By Kayla Walker
The University celebrated the life of former New York City mayor Fiorello H. La Guardia on Wednesday through film, performance, discussion and tales from friends and colleagues.
The symposium, sponsored by the University’s Cultural Center and Fiorello H. La Guardia Archives, featured Thomas Kessner, a history professor and the deputy executive officer of the Graduate Center of the City University of New York, as its keynote speaker.
Kessner discussed the highlights of La Guardia’s personal life and career.
“No one has come close to his honest and passionate government,” he said, comparing La Guardia’s to those careers of other mayors.
Kessner recounted many stories including a speech La Guardia delivered to Congress, during which he pulled a small scrap of steak from his pocket and said: “This is all that my constituents can afford to eat a week.”
After obtaining a law degree from New York University, La Guardia ran for Congress in 1914 but lost.
He continued to run and served in Congress until 1932, when he lost the election in the midst of President Roosevelt’s New Deal.
Kessner said La Guardia had many hardships in his personal life, including the loss of his wife to tuberculosis six months after his first child died of the same disease.
“Some men are defeated by adversity, some men work their entire lives to fight it, but few men grow from adversity, gaining strength and character,” Kessner said. “La Guardia was one of those few.”
When La Guardia became mayor in 1933, he inherited a crippled city where one in six citizens depended on relief, said Kessner.
In the first 100 days of office, La Guardia signed a bill to trim the budget, launched an attack on corruption and racketeering in the government and created a new social relief system.
La Guardia also focused on rebuilding the city, assembling architects and engineers to design new subways, airports, public housing and street repairs. He wanted to make urban life “a great living adventure,” Kessner said.
He said the biggest item on La Guardia’s agenda was to make all the improvement projects funded by the federal government. He introduced the idea during a time when the country was in the middle of an economic depression.
However, his ties to President Franklin Roosevelt, helped La Guardia succeed and he provided New York City with more than 200,000 federally funded jobs. Roosevelt was often quoted as calling La Guardia “the most appealing man I know.”
Freshman Bryan Hoffman, music business major, said he knew little about La Guardia before the lecture.
“This has opened my eyes to how great a man La Guardia was,” Hoffman said. “He was so morally conscious and never caved to political racketeering.”

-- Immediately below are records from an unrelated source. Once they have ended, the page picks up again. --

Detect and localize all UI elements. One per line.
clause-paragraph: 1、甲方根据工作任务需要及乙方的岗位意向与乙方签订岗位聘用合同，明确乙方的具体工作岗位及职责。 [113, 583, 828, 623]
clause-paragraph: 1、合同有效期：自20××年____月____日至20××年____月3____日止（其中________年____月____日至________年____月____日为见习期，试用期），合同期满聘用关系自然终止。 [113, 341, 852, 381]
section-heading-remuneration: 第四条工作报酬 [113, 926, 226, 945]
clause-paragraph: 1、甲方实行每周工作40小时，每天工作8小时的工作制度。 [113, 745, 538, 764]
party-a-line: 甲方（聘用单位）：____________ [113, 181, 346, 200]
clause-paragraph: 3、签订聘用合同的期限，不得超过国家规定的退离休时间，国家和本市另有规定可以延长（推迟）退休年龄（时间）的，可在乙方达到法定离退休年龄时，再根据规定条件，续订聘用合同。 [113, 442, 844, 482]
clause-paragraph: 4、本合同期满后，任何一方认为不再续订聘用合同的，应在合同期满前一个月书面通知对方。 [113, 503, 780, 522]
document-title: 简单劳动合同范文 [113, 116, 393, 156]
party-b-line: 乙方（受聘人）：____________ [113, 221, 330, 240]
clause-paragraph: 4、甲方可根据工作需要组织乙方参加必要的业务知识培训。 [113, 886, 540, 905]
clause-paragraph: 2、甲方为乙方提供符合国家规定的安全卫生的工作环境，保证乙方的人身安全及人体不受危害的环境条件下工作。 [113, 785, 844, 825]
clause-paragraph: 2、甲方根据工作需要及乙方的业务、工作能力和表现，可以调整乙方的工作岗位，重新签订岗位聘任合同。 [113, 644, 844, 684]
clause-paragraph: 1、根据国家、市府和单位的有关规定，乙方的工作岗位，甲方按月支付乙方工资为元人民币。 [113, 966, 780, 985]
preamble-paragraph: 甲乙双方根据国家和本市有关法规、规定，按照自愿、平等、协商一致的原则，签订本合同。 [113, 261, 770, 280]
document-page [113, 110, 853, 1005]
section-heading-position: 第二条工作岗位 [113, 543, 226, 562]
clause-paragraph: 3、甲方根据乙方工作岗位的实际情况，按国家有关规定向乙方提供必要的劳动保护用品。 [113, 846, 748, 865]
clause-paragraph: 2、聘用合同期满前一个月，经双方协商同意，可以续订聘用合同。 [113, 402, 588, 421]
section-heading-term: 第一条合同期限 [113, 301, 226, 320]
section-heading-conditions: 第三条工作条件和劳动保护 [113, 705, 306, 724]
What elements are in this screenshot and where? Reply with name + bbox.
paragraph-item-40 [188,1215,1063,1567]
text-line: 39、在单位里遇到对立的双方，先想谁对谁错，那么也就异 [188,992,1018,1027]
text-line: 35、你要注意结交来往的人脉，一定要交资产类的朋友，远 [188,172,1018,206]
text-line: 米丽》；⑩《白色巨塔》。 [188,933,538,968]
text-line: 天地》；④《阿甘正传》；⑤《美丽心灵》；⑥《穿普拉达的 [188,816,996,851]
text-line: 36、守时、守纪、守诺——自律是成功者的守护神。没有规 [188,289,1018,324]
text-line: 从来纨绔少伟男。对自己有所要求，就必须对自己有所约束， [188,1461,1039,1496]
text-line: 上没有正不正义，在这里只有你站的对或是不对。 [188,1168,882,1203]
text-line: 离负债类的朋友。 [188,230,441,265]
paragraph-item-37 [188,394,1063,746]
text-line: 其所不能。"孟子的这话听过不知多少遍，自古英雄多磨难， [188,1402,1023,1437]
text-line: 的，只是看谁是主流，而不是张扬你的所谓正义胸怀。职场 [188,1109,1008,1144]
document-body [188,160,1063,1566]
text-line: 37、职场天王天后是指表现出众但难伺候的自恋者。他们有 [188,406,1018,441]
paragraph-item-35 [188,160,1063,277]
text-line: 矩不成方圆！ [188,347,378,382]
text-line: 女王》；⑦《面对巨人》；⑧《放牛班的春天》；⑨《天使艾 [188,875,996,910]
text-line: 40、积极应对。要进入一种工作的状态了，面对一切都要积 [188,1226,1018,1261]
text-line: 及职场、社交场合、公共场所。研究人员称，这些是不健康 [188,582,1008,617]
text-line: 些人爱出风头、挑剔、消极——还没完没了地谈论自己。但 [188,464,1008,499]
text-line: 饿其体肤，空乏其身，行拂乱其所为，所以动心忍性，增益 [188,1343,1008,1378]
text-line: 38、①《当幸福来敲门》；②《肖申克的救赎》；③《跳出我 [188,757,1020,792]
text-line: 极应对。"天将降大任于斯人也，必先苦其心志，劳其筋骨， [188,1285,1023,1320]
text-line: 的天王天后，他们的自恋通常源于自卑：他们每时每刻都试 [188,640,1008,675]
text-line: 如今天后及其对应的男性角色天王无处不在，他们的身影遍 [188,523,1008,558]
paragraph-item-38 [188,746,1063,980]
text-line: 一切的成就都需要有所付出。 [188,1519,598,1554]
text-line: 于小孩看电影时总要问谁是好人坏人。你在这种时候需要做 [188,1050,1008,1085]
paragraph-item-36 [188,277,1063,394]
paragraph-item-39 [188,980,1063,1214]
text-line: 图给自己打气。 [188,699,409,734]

La Guardia was also famous for his remarks to the press and his radio shows resembled Roosevelt’s Fireside Chats.
When reporters asked La Guardia why he closed burlesque houses, removed dirty magazines from newsstands and created harsher punishments for gamblers, he said, “I’m supposed to have the garbage collected, aren’t I?”
La Guardia was a believer in family values. During a newspaper strike, he asked parents to “Bring the kiddies around” while he read comic strips from out-of-town newspapers during his Sunday evening radio show.
La Guardia died on Dec. 20, 1947 from pancreatic cancer after serving as a Congressman, a New York City Mayor and the Director of Civilian Defense during World War II.
His life became the subject of a one-man play called Lo Bianco’s La Guardia, which will premiere at the University in June.
Wednesday’s presentation included an interpretation of La Guardia from the play’s creator Tony Lo Bianco, a Tony award nominee and Obie and Emmy Award winner.
“The interpretation of [La Guardia] was interesting to see, from a different generation, what kind of person he really was,” said Michael Ortiz, freshman business major.
The University’s production will run from June 10 through 19 at John Cranford Adams Playhouse.